Он стоит перед ним, распахнув полушубок и не обращая внимания на холодный ветер. На золотистых бровях у него повисли сухие прозрачные январские снежинки. Руки у него — словно из меди, а лицо — огненное от заходящего солнца, глаза — прикажи только — способны пробуравить насквозь землю. Как с ним приятно быть вместе, а того приятней дружить!
Они долго стоят на январски звонкой, закатно-золотистой дороге, смотрят друг на друга и не насмотрятся. На душе у них просторная весенняя оттепель. Они — друзья навсегда, навечно.
ОЧЕРКИ
МОЕ ОТЕЧЕСТВО
В трамвае тесно и жарко. На небе редкие, пухлые облака, те, на которые всегда хочется махнуть рукой, — ни тени от них, ни влаги. Улицы горячи. Трамвай несется быстро. На переднем месте, у площадки, возле открытого окна сидит седенькая, тоненькая старушка. Большой курчавый рабочий держит в своих громадных руках седенькую головку старушки. Они смотрят в окно. Ей не хочется показать своих покрасневших век. Но на сына взглянуть надо. И мы видим ее лицо. Сколько в нем нежности, любви, ласки.
Рабочий рядом в форменной куртке говорит старушке:
— На фронт?
— На фронт, милый, — отвечает старушка и прижимается, тонет в больших руках сына. — Который раз на фронт провожаю, кажись бы привыкнуть, а сердце — оно и есть сердце.
Навстречу мчится грузовик с мобилизованными. Удалой мотив песни на мгновение заглушает звон трамвая. Все смотрят на грузовик. Лицо у старушки меняется, она сияет, а когда грузовик проскочил, она озабоченно обращается к сыну:
— Это как же, Крохолец-то вперед тебя успел в машину попасть? Стало быть, он раньше тебя на фронте будет?..
Вот они, эти великие слова матери! Вот она, гордость нового человека, строителя советского общества. Это я слышал мельком, в тесном трамвае, где, как известно, трудно расчувствоваться.
Или идешь через Красную площадь.
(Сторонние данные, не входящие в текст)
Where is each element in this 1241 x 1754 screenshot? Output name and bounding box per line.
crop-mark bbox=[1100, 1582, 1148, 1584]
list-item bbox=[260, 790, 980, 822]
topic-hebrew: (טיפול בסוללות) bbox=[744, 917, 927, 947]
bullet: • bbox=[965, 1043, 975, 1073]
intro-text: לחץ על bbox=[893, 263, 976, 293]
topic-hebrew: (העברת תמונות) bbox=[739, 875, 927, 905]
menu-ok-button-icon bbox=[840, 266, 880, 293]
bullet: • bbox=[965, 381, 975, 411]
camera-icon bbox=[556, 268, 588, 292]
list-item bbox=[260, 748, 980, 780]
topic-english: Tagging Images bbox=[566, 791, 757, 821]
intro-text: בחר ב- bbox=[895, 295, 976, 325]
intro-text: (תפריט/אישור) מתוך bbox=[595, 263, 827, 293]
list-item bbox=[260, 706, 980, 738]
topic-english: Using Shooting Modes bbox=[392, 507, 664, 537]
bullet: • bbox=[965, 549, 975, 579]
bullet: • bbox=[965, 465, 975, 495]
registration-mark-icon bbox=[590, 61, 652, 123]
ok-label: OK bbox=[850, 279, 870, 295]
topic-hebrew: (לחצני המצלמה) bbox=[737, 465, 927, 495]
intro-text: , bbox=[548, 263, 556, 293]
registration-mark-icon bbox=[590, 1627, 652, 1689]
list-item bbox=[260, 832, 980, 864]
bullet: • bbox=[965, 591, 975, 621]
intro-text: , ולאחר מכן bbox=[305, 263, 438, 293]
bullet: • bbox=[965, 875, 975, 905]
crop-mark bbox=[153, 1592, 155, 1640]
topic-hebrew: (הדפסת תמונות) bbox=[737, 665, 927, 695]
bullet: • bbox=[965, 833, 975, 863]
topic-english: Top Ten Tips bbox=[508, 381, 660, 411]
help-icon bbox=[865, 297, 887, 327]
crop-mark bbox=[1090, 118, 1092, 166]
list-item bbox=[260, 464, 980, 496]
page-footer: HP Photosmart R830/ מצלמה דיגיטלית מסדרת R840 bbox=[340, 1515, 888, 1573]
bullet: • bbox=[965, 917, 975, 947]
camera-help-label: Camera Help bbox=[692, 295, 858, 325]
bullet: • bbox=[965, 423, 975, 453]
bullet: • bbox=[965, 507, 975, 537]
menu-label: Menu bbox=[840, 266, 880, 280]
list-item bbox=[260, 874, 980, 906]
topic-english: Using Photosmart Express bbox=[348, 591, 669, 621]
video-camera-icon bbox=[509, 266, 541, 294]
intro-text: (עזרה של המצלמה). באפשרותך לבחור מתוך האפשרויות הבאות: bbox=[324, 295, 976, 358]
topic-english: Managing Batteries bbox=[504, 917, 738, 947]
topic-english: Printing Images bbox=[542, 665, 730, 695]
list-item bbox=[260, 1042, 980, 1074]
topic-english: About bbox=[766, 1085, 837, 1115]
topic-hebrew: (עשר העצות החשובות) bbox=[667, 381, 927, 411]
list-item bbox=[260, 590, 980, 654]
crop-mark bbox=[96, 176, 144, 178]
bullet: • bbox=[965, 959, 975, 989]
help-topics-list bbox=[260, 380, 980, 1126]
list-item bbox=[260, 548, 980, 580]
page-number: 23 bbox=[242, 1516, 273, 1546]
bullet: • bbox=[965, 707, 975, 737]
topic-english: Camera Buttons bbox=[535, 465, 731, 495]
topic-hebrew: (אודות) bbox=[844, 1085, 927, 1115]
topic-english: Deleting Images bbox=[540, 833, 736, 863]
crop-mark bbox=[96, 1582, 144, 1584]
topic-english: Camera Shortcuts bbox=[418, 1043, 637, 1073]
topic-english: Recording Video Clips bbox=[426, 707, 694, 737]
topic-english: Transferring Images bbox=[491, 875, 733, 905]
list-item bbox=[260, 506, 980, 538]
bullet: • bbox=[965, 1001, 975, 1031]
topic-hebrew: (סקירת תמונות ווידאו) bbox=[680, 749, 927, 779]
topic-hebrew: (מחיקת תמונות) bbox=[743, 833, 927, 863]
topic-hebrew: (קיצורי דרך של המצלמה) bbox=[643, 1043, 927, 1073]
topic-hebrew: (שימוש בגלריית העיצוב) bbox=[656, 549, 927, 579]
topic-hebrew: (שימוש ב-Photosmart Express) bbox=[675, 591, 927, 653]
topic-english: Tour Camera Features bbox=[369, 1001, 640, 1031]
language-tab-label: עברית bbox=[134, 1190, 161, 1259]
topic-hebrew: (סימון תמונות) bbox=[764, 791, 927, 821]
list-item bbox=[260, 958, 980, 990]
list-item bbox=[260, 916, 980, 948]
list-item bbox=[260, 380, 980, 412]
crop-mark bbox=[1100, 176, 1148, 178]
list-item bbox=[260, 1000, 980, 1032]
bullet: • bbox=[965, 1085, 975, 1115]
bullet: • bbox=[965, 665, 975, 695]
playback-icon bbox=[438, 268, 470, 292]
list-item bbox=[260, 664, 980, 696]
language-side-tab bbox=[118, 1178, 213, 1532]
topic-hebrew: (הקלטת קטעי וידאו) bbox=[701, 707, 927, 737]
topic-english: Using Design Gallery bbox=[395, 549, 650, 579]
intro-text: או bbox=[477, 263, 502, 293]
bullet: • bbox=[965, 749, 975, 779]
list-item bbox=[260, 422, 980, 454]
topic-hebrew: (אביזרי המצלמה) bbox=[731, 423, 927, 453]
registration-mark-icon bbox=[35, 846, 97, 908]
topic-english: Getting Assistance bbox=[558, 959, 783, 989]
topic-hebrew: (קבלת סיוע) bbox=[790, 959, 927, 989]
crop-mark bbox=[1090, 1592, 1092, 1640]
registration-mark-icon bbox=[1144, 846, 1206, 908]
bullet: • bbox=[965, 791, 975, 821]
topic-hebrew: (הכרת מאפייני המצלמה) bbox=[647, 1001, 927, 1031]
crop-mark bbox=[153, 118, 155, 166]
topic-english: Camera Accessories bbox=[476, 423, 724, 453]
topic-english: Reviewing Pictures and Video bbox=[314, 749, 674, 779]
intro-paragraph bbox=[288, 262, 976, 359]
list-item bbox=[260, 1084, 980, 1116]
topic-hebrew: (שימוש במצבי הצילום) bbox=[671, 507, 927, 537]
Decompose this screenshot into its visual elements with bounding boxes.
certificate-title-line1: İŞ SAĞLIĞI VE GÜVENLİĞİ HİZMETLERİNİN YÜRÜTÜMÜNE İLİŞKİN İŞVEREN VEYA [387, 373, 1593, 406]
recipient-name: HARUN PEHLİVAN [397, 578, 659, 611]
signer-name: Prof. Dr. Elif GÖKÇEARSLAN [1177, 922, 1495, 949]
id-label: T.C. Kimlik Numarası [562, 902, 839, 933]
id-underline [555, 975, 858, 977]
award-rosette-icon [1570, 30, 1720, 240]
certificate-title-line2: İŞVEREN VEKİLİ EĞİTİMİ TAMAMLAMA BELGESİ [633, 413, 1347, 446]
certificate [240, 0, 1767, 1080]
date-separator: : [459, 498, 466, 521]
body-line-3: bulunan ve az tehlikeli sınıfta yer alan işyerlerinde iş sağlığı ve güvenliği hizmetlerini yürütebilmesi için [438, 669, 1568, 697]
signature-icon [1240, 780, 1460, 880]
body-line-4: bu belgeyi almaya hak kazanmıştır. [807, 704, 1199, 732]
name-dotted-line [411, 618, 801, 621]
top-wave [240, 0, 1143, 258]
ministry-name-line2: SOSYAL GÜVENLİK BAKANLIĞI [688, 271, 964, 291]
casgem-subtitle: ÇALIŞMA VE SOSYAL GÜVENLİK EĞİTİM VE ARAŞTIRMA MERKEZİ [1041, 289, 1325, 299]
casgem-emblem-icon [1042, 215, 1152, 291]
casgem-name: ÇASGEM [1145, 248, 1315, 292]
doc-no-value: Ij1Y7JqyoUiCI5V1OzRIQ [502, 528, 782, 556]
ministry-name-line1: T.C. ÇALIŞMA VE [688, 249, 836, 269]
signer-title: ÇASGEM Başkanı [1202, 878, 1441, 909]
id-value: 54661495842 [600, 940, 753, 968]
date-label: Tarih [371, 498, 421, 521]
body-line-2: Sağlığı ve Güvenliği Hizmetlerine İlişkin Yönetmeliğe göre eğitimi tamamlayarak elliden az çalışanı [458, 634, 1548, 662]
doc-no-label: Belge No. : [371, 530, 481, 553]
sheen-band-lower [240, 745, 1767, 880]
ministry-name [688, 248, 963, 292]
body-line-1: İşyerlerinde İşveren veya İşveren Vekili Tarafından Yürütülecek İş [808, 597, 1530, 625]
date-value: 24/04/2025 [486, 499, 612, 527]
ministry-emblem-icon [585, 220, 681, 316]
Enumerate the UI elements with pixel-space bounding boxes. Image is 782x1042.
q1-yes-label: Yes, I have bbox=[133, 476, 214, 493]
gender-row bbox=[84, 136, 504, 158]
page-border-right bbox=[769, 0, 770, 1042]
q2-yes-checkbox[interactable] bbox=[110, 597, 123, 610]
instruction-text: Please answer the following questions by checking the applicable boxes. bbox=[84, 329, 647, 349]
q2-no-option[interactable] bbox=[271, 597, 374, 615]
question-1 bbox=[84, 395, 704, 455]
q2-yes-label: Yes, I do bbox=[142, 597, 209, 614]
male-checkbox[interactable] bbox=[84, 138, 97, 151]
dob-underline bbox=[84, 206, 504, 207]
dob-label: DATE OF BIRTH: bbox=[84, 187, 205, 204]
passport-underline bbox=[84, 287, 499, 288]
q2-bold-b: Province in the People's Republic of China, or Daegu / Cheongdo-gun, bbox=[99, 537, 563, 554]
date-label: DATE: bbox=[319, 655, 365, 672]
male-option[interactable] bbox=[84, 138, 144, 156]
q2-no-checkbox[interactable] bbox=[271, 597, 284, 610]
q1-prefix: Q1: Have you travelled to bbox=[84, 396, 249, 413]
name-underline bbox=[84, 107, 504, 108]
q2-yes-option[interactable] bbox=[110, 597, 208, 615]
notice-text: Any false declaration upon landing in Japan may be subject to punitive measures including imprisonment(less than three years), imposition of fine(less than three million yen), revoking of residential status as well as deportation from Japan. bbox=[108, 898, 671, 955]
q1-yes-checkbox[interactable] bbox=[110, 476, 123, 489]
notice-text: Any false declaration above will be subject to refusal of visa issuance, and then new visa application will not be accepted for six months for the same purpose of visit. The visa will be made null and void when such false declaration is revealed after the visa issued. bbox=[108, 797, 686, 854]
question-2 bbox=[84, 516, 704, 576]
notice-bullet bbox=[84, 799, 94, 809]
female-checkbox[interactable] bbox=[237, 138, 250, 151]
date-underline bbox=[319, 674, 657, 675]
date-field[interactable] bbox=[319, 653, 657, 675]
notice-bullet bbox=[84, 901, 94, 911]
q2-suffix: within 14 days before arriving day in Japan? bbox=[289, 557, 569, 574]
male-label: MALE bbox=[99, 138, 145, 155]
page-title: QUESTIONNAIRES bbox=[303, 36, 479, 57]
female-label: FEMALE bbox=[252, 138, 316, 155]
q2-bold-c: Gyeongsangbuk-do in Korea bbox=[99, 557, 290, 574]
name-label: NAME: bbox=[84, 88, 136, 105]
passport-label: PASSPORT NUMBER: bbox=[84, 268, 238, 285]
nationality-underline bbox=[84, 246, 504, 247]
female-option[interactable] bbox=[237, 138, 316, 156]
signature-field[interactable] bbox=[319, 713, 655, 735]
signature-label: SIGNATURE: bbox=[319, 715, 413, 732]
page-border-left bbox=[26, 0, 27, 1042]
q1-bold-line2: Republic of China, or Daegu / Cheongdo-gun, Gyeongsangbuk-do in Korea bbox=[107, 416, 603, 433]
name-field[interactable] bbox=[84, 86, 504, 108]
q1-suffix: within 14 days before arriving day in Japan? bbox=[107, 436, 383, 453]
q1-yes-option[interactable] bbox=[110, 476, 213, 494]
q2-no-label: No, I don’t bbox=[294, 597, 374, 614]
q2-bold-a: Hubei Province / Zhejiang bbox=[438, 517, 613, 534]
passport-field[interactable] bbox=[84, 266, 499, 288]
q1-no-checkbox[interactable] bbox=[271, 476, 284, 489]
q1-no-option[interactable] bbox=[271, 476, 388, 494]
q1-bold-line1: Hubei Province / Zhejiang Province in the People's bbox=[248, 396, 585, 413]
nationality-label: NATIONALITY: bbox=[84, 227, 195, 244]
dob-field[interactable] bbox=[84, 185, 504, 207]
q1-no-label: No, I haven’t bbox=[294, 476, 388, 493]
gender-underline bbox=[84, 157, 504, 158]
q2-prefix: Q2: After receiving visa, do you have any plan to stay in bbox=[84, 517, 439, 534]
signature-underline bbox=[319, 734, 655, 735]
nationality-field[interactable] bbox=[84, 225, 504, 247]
Сегодня второй день войны, все заняты — кто на собраниях, кто в мобилизационных пунктах, кто усиленно, почти без перерыва и отдыха, работает, — и все же через всю площадь, мимо Исторического музея, под жарким солнцем стоит нескончаемая, во много рядов, очередь — к Ленину.
Рабочие, красноармейцы, работницы, инженеры, ученики — у всех на устах одно слово:
— Война.
За два года империалистической бойни это слово «война» мы произносили часто. Оно грызло нам сердце, когда полчища фашистов залили кровью Францию, когда война зажглась в пустынях Африки, когда тонули корабли в Средиземном море, когда погибла Греция, когда предательски уничтожались славянские народы на Балканах, когда мы слышали стоны их, — когда мрак встал над Европой!
Мы стояли, сжав руки и стиснув зубы. Мы были готовы к нападению любого врага. Мы не готовились ни на кого нападать. Мы просто были зорки — привыкли к опасности.
И вот война подошла к рубежам моей страны, моей любимой отчизны, к моим полям, к моим фабрикам и заводам, к моим школам и библиотекам, ко всему тому, что принадлежит мне, советскому гражданину, — война, навязанная нам отребьем человечества, подонками его, — война хочет поглотить мою культуру.
Поглотить? Сжечь? Уничтожить? Никогда!